La semaine dernière, dans l’excitation qui suivit l’exaction d’un élu d’extrême-droite envers une maman d’élève dont le foulard ne lui revenait pas, nous nous sommes vus offrir une énième resucée d’un petit… débat sur le voile.

L’occasion étant trop belle de rouvrir le grand barnum médiatico-tragique des idées en boite. 

Extrait Triste cirque

Et après une semaine d’un débat dont la France peut s’enorgueillir d’avoir l’exclusivité, qu’avons-nous appris ? 

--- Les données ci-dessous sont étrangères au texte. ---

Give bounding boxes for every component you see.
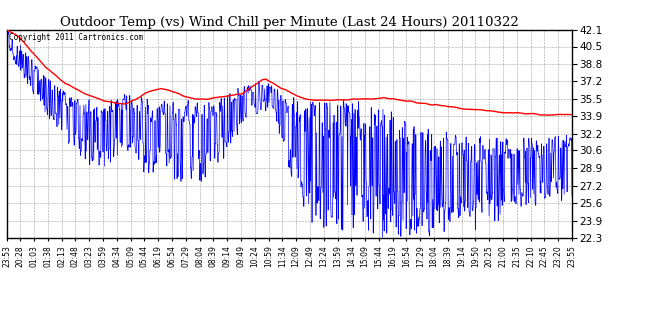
Text: Copyright 2011 Cartronics.com: Copyright 2011 Cartronics.com [9, 33, 144, 42]
Title: Outdoor Temp (vs) Wind Chill per Minute (Last 24 Hours) 20110322: Outdoor Temp (vs) Wind Chill per Minute … [60, 16, 519, 28]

On a appris que pour notre Ministre de l’éducation nationale – je cite :

 le voile n’est pas souhaitable dans notre société, ce n’est pas quelque chose d’interdit mais ce n’est pas quelque chose à encourager

Ok, merci Jean-Michel ! 

Ensuite, on eu le journaliste Olivier Galzi qui s’interrogeait sur LCI, 

Est-ce qu’il ne faudrait pas le déplacer et dire c’est pas un signe religieux qu’on veut interdire ou étendre une interdiction d’un signe religieux c’est un signal politique comme on interdit un uniforme SS, voilà tout simplement 

Bah Oui, tout simplement, 

Extrait chanson "Tout simplement"

Merci Bibie !

Qu’est-ce qu’on a appris d’autres… Ah oui, que Yves Thréard du Figaro je cite-« déteste la religion musulmane ». 

Il aime pas, c’est pas son truc… C’est tout. 

Ah non Autre chose, Yves ?

Il m’est arrivé de prendre un bus ou un bateau, il y avait quelqu'un avec un voile et je suis descendu   

C’est dingue, surtout, c’est risqué. Descendre d’un bateau, faut savoir nager… Voilà, voilà…

On a eu la confirmation que pour Alain Finkielkraut, le hijab et bah c’est pas sa came, parce que -je cite- « ce n’est pas la France, même si bien sûr, la non-France peut avoir une place en France ». 

OK ! En attendant la liste de « tout ce qui n’est pas la France, et qui a quand même sa place »… on se contentera de cette « remarque », qui s’ajoute aux 800 « coups de gueules » et autres « j’ai le droit de le dire parce que j’ai le droit de le penser » qui ont nourri les chaînes d’info continues à l’occasion 

De l’humiliation publique d’une mère de famille qui était dans l’exercice de son droit le plus absolu et ce quelles que soient ses opinions et convictions religieuses. 

On aurait pu imaginer que l’incident se termine par un  rappel à la loi ou une condamnation politique, voire judiciaire envers l’impétrant gougnafier. 

On aurait pu imaginer l’ouverture d’un débat sur les libertés publiques en France, avec une question subsidiaire « faut-il interdire tout ce qui ne me plaît pas ? ». 

On aurait pu s’interroger sur le danger du communautarisme identitaire et religieux en politique pour évoquer le cas de l’islam politique, de la droite identitaire, ou de la manif pour tous avec une question subsidiaire « le communautarisme identitaire ou religieux a-t-il sa place en politique ? ».

Rien de tout ça, ce triste cirque aura simplement fini de convaincre tous ceux qui, comme moi, s’efforcent de combattre par les idées, la tartufferie et la bêtise des religieux de tous poils, de toutes barbes, et de tous fichus, de se mettre rapidement à défendre le droit le plus absolu des croyants à croire en n’importe quoi, et à pouvoir exercer leur foi dans le cadre des principes laïcs et républicains, avant que les communautaristes identitaires et religieux ne finissent de se renforcer mutuellement.